The one factor missing here on what could change prospects for the middle class is education. The Annual Status of Education Report looks at foundational learning outcomes for young students aged 14 to 18 years in rural India. About 25 per cent of this age group still cannot read a standard two-level text fluently in their regional language. More than half struggle with division problems, a skill expected in standard four or five. How does the current government approach education? In the most recent Union budget, allocation for education for FY 24-25 was 7 per cent lower than revised estimates for the previous year, with the higher education sector seeing a 16 per cent cut in spending. So while the number of higher learning institutions purportedly increases every year, there is little to no data available on the quality of education, and the “job-readiness” of many of these graduates. Indeed, the same Annual Status of Education Report found that 80 per cent of the youth surveyed could find a specific video on YouTube and nearly 90 per cent of them could share it with a friend. A generation that has many tech skills, but not nearly enough jobs—or adequate abilities for them.

So why does the middle class remain supportive of the status quo politically? On-ground reports have documented middle-class voters pointing out that while their condition has worsened, the country has done well. Some barometers of that success suggest the portrayal of a Hindu state where the Muslim community has been “shown its place” by being consistently demonised and the other is the perception that India is now a strong state vis-à-vis its global peers, a narrative that has asserted itself based on India’s foreign policy approach.

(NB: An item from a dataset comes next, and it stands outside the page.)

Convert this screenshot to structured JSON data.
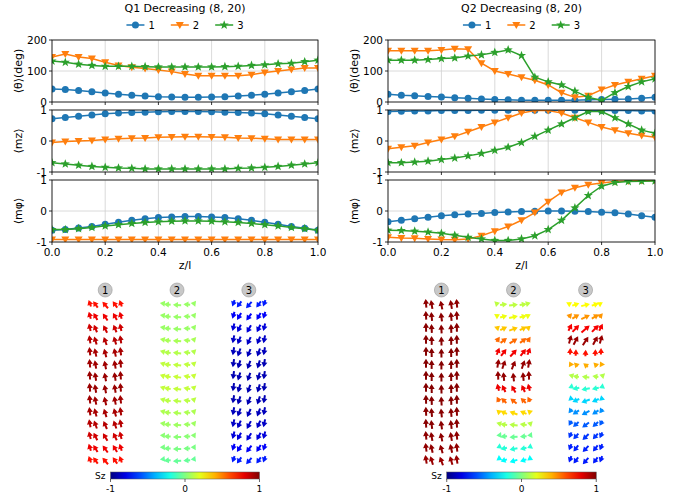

A slew of indices recently concluded that India was undemocratic (rating at 66th position and partly free), unhappy (rating at 126 out of 143 nations ), and unequal (deep inequality not just within economic classes but within regions and states).

Originating from the Greek language, phosphenes is the word that describes the colours or “stars” we see when we rub our eyes, the phenomenon of seeing light without light entering the eye. It is time for India’s middle class to open its eyes.

Mitali Mukherjee is Director of the Journalist Programmes at the Reuters Institute for the Study of Journalism, University of Oxford. She is a political economy journalist with more than two decades of experience in TV, print and digital journalism. Mitali has co-founded two start-ups that focussed on civil society and financial literacy and her key areas of interest are gender and climate change.